Imagine being able to process a bunch of scraped or human data into a predefined format that aligns with your API's data format - or to put it more vividly, imagine your grandma sending a text "can you bring me 2 bottles of milk and a pack of eggs?", getting an answer "that will be 3.97, is that ok?" and someone showing up with 2 milk and eggs 15 minutes later (or sometimes 12 milks and 2 eggs because the model screwed up).

Behind the scenes, the text is actually fed into the model that transforms it into a json in the format of:

{
  "action": "purchase",
  "items": {
    {
      "name": "Milk",
      "quantity": 2
    },
    { 
    "name": "Egg pack",
    "quantity": 1
    }
  }
}

Which the latest 15-minute grocery delivery app can then consume and bring your grandma her milk (and rip her off for a 4$ service fee, 8$ delivery fee, 3$ VC fee on the way).

Even better things are possible with chaining different models:

Scrape a website, feed it into a model to remove unnecessary HTML, and feed the results into another model that transforms contents into a format your API's consume. Hell, why even bother with an API, just insert the results into a model that is fine-tuned in translating to SQL queries and pump that sweet data oil in directly.

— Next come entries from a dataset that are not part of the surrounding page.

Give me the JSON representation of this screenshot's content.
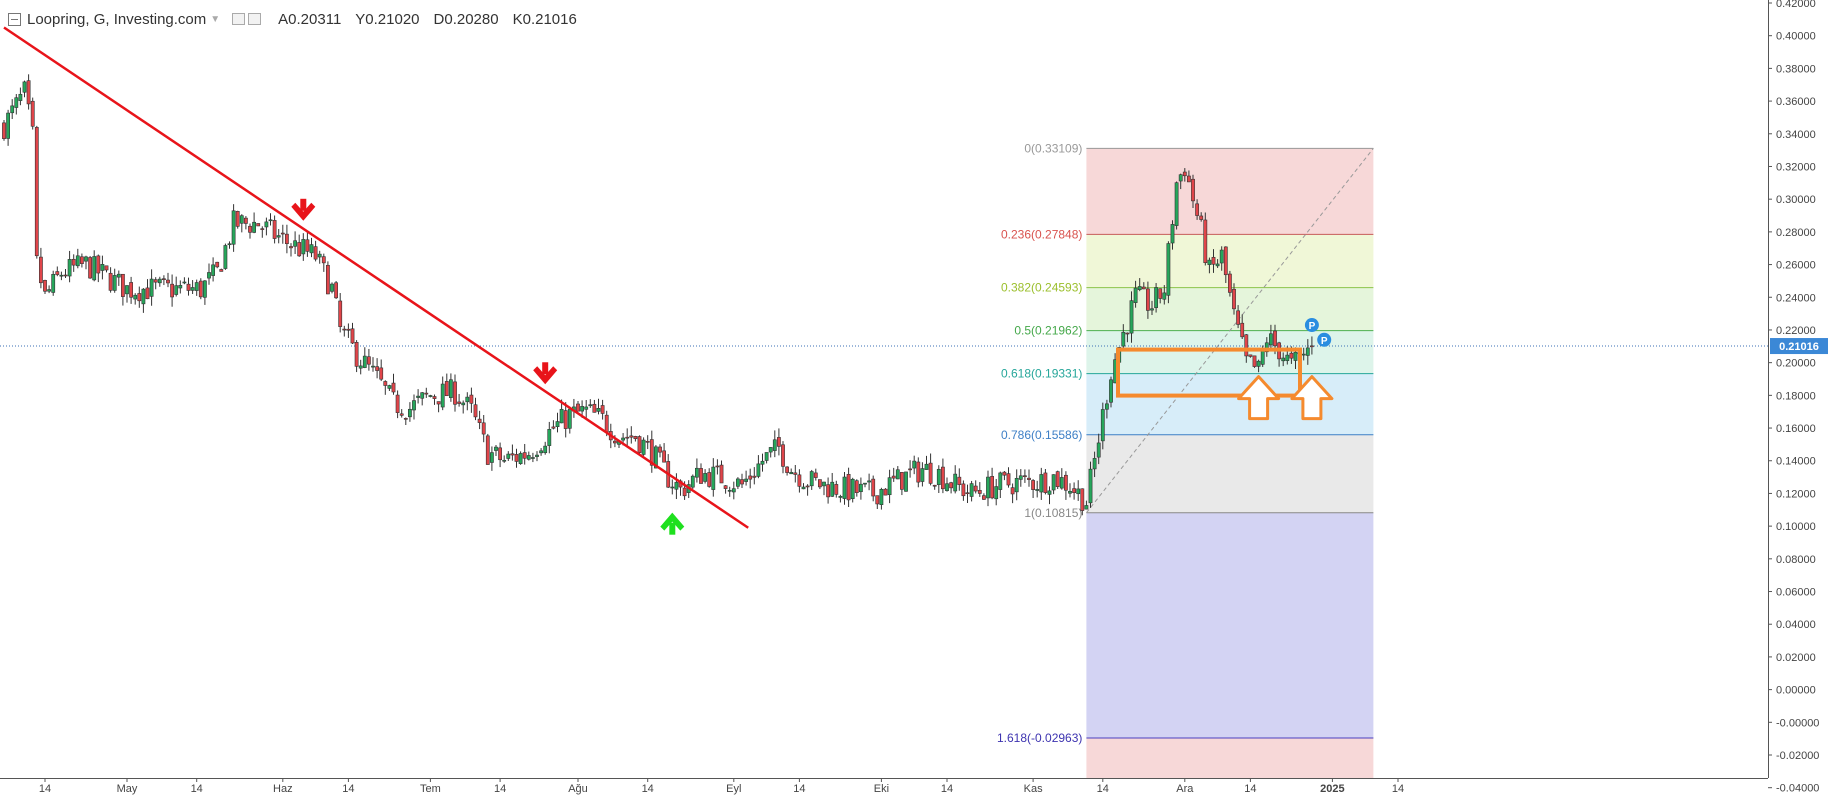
{
  "header": {
    "title": "Loopring, G, Investing.com",
    "ohlc": [
      "A0.20311",
      "Y0.21020",
      "D0.20280",
      "K0.21016"
    ]
  },
  "colors": {
    "up": "#26a65b",
    "down": "#e0454a",
    "trendline": "#e8141a",
    "arrow_down": "#e8141a",
    "arrow_up": "#1fe01f",
    "orange": "#f58a2e",
    "price_label_bg": "#3b88d6",
    "p_badge": "#2a8de0"
  },
  "price_label": "0.21016",
  "chart_data": {
    "type": "candlestick",
    "title": "",
    "y_axis": {
      "min": -0.04,
      "max": 0.42,
      "ticks": [
        "0.42000",
        "0.40000",
        "0.38000",
        "0.36000",
        "0.34000",
        "0.32000",
        "0.30000",
        "0.28000",
        "0.26000",
        "0.24000",
        "0.22000",
        "0.20000",
        "0.18000",
        "0.16000",
        "0.14000",
        "0.12000",
        "0.10000",
        "0.08000",
        "0.06000",
        "0.04000",
        "0.02000",
        "0.00000",
        "-0.00000",
        "-0.02000",
        "-0.04000"
      ]
    },
    "x_axis": {
      "ticks": [
        "14",
        "May",
        "14",
        "Haz",
        "14",
        "Tem",
        "14",
        "Ağu",
        "14",
        "Eyl",
        "14",
        "Eki",
        "14",
        "Kas",
        "14",
        "Ara",
        "14",
        "2025",
        "14"
      ]
    },
    "candle_count": 290,
    "path_points": [
      [
        0,
        0.345
      ],
      [
        5,
        0.365
      ],
      [
        7,
        0.338
      ],
      [
        8,
        0.26
      ],
      [
        10,
        0.24
      ],
      [
        14,
        0.255
      ],
      [
        20,
        0.26
      ],
      [
        30,
        0.245
      ],
      [
        40,
        0.245
      ],
      [
        48,
        0.245
      ],
      [
        52,
        0.255
      ],
      [
        56,
        0.285
      ],
      [
        62,
        0.285
      ],
      [
        68,
        0.275
      ],
      [
        72,
        0.27
      ],
      [
        76,
        0.265
      ],
      [
        80,
        0.245
      ],
      [
        82,
        0.22
      ],
      [
        86,
        0.205
      ],
      [
        91,
        0.19
      ],
      [
        95,
        0.175
      ],
      [
        99,
        0.172
      ],
      [
        104,
        0.18
      ],
      [
        110,
        0.182
      ],
      [
        114,
        0.17
      ],
      [
        118,
        0.145
      ],
      [
        122,
        0.14
      ],
      [
        128,
        0.145
      ],
      [
        134,
        0.16
      ],
      [
        138,
        0.168
      ],
      [
        142,
        0.17
      ],
      [
        146,
        0.165
      ],
      [
        150,
        0.155
      ],
      [
        154,
        0.155
      ],
      [
        158,
        0.145
      ],
      [
        162,
        0.13
      ],
      [
        165,
        0.122
      ],
      [
        170,
        0.132
      ],
      [
        175,
        0.13
      ],
      [
        180,
        0.125
      ],
      [
        185,
        0.14
      ],
      [
        189,
        0.148
      ],
      [
        192,
        0.135
      ],
      [
        196,
        0.128
      ],
      [
        200,
        0.125
      ],
      [
        206,
        0.122
      ],
      [
        212,
        0.12
      ],
      [
        218,
        0.128
      ],
      [
        224,
        0.135
      ],
      [
        228,
        0.132
      ],
      [
        232,
        0.125
      ],
      [
        236,
        0.12
      ],
      [
        242,
        0.125
      ],
      [
        248,
        0.127
      ],
      [
        252,
        0.127
      ],
      [
        256,
        0.13
      ],
      [
        260,
        0.125
      ],
      [
        262,
        0.12
      ],
      [
        264,
        0.115
      ],
      [
        266,
        0.14
      ],
      [
        270,
        0.195
      ],
      [
        276,
        0.24
      ],
      [
        280,
        0.235
      ],
      [
        283,
        0.245
      ],
      [
        286,
        0.31
      ],
      [
        288,
        0.32
      ],
      [
        292,
        0.28
      ],
      [
        294,
        0.255
      ],
      [
        297,
        0.265
      ],
      [
        300,
        0.228
      ],
      [
        303,
        0.2
      ],
      [
        306,
        0.195
      ],
      [
        308,
        0.215
      ],
      [
        311,
        0.208
      ],
      [
        314,
        0.198
      ],
      [
        317,
        0.205
      ],
      [
        319,
        0.21
      ]
    ],
    "trendline": {
      "from": [
        0,
        0.405
      ],
      "to": [
        162,
        0.117
      ]
    },
    "fibonacci": {
      "from_candle": 264,
      "to_candle": 334,
      "levels": [
        {
          "ratio": 0,
          "price": 0.33109,
          "label": "0(0.33109)",
          "line": "#999999",
          "text": "#999999",
          "fill": "rgba(225,100,100,0.25)"
        },
        {
          "ratio": 0.236,
          "price": 0.27848,
          "label": "0.236(0.27848)",
          "line": "#c75a5a",
          "text": "#d9534f",
          "fill": "rgba(200,225,110,0.28)"
        },
        {
          "ratio": 0.382,
          "price": 0.24593,
          "label": "0.382(0.24593)",
          "line": "#8bc34a",
          "text": "#9bbf2c",
          "fill": "rgba(150,215,110,0.25)"
        },
        {
          "ratio": 0.5,
          "price": 0.21962,
          "label": "0.5(0.21962)",
          "line": "#4caf50",
          "text": "#45a84a",
          "fill": "rgba(120,210,170,0.25)"
        },
        {
          "ratio": 0.618,
          "price": 0.19331,
          "label": "0.618(0.19331)",
          "line": "#26a69a",
          "text": "#26a69a",
          "fill": "rgba(110,190,235,0.28)"
        },
        {
          "ratio": 0.786,
          "price": 0.15586,
          "label": "0.786(0.15586)",
          "line": "#3d7fc6",
          "text": "#3d7fc6",
          "fill": "rgba(175,175,175,0.28)"
        },
        {
          "ratio": 1,
          "price": 0.10815,
          "label": "1(0.10815)",
          "line": "#888888",
          "text": "#888888",
          "fill": "rgba(130,130,220,0.35)"
        },
        {
          "ratio": 1.618,
          "price": -0.02963,
          "label": "1.618(-0.02963)",
          "line": "#4b3fbf",
          "text": "#3d33b0",
          "fill": "rgba(225,100,100,0.25)"
        }
      ]
    },
    "annotations": {
      "current_price": 0.21016,
      "down_arrows": [
        [
          73,
          0.288
        ],
        [
          132,
          0.188
        ]
      ],
      "up_arrow": [
        163,
        0.107
      ],
      "fib_618_box_anchor": [
        236,
        0.19331
      ],
      "hollow_up_arrows": [
        [
          306,
          0.178
        ],
        [
          319,
          0.178
        ]
      ],
      "p_badges": [
        [
          319,
          0.223
        ],
        [
          322,
          0.214
        ]
      ]
    }
  }
}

Want to check how much open bugs during full moons influence your user churn?
Well what if your favorite analytics tool had a question box connecting to a chain -
first giving your question to a model that suggests data to find, passing into another model returning a query on your data lake which is then evaluated for safety, executed and passed together with the original prompt into a code-generating model that will return the necessary HTML to display that data.

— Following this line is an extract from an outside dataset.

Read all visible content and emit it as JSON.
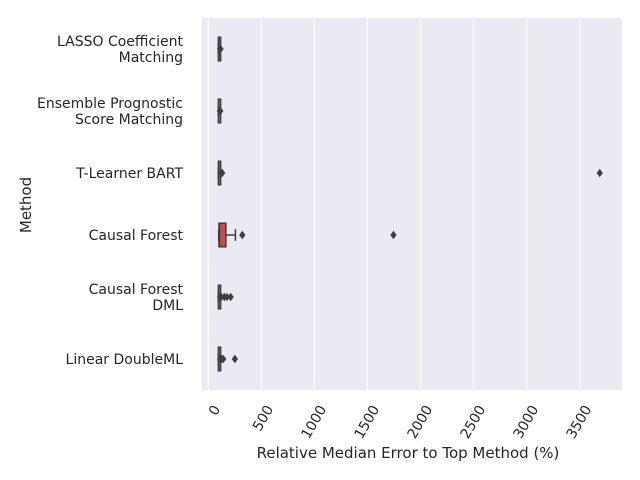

Instead of having to torture your developers and designers with supporting infinite possible permutations of filters, chart designs and customisations, you can just leave it up to the model to generate them on the fly.

With enough fine-tuning (and a lot of human work to provide good data),
transformer LLM's can help us achieve a lot of stuff that we thought "unscalable" as of now - stuff that wasn't cost efficient, needed a mechanical turk or a large swath of harcoded assumptions to iron out the edge cases - can be achieved by using an oversized text mumbler-jumber.

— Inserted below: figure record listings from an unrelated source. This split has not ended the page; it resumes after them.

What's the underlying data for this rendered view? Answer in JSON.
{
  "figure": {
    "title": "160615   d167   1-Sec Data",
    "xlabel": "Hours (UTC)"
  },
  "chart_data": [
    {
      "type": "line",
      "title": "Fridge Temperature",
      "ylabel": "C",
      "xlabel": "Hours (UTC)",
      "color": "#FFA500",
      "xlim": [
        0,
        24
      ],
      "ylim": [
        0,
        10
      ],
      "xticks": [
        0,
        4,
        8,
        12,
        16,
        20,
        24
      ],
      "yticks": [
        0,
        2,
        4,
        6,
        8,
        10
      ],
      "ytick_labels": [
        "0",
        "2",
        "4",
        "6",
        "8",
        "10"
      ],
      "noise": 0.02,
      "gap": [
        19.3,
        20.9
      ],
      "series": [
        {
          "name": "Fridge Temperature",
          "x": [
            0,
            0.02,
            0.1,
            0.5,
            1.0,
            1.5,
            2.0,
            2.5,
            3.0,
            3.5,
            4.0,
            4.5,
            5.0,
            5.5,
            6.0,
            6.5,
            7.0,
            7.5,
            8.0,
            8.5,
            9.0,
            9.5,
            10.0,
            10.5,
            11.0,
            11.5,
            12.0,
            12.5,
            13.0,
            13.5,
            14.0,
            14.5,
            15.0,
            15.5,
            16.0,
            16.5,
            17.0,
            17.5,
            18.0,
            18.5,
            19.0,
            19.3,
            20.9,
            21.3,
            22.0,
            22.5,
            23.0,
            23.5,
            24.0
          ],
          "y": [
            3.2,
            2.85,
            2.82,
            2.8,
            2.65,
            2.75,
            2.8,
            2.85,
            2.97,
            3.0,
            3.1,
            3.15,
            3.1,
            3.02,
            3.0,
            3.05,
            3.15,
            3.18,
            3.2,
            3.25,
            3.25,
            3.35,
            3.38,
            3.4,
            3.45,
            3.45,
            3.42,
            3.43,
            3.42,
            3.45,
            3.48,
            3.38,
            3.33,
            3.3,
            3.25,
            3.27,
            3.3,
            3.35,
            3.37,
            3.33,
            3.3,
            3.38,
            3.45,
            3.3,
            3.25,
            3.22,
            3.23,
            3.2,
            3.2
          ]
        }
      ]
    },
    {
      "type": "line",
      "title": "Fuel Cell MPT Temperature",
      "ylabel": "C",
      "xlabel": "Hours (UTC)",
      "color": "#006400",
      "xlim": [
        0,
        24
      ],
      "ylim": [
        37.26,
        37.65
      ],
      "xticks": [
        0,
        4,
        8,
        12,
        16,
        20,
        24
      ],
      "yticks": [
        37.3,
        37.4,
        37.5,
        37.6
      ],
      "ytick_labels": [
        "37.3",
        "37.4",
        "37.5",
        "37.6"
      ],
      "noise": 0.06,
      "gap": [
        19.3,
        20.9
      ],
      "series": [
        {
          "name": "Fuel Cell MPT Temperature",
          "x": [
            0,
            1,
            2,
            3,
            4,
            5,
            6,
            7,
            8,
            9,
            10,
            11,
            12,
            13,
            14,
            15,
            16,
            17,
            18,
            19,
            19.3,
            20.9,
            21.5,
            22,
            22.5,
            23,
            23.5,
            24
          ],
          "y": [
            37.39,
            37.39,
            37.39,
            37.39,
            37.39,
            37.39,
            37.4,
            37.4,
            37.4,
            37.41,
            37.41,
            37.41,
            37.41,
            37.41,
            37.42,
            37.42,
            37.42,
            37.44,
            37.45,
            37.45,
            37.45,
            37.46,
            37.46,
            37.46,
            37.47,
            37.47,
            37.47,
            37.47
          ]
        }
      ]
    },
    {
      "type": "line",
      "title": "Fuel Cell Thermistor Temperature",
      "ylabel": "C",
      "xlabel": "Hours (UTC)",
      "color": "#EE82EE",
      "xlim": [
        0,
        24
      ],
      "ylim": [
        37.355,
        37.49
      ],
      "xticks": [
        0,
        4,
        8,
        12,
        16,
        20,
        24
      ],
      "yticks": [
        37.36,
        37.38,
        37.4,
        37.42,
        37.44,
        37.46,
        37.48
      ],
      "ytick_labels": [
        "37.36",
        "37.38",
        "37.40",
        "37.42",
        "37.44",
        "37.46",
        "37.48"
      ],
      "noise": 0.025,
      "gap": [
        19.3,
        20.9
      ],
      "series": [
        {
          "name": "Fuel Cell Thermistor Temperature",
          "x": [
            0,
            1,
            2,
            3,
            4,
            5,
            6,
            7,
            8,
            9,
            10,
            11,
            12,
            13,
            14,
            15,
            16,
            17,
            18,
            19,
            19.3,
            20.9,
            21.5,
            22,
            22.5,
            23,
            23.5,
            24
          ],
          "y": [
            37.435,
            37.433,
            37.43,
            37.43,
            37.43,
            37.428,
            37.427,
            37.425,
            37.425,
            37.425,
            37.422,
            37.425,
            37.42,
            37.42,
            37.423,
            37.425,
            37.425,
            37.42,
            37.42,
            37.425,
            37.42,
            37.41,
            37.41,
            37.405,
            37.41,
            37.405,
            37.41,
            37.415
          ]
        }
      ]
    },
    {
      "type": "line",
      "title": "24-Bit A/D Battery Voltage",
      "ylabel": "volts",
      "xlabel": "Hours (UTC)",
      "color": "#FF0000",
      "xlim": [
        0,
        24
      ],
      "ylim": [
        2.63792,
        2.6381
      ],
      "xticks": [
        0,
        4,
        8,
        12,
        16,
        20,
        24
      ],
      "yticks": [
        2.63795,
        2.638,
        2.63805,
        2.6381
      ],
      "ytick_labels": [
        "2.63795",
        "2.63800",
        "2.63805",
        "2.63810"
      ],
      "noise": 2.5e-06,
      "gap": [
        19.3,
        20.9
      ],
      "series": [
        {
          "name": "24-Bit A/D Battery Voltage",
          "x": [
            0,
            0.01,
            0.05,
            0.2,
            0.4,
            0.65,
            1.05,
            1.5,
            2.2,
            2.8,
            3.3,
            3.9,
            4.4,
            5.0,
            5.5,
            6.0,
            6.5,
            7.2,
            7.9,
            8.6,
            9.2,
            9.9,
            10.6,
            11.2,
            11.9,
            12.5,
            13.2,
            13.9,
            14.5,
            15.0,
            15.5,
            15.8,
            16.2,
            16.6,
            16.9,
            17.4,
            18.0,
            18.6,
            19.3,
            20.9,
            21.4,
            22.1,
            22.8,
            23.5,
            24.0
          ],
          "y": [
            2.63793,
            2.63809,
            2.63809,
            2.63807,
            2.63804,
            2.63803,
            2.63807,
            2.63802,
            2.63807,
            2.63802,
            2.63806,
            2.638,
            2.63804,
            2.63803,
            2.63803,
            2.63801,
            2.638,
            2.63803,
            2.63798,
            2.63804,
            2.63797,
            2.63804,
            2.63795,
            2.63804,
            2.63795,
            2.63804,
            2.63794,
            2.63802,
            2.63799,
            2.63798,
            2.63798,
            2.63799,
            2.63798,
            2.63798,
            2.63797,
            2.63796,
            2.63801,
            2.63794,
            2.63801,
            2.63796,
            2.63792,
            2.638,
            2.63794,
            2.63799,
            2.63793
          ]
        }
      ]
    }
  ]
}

And yes, there are a lot of hallucinations, quite a few mistakes, and a lot of accuracy issues in the way - one wrong word and the model could go wind up in the crazy lane - but I'm not saying it's a perfect "do-all-be-all" technology, far from it - I'm saying it's a great "glue" layer we were missing in our toolbelt, a "generic glue" layer which could help us unlock more economic and data value than ever. With good training, error checking and proper chaining, we could conquer some problems that were unsurmountable until now.

Even though the current generation of models are like giant mainframes upon which we can only gaze with wonder, there are newer and smaller models coming out at a rapid pace. And while we are still quite far away from having a small, easily tuneable model that will be good enough to cover a large swath of tasks with only a small amount of additional training, the next generation of programmers might grow up complaining that 'gpt install is-integer' ruined programming.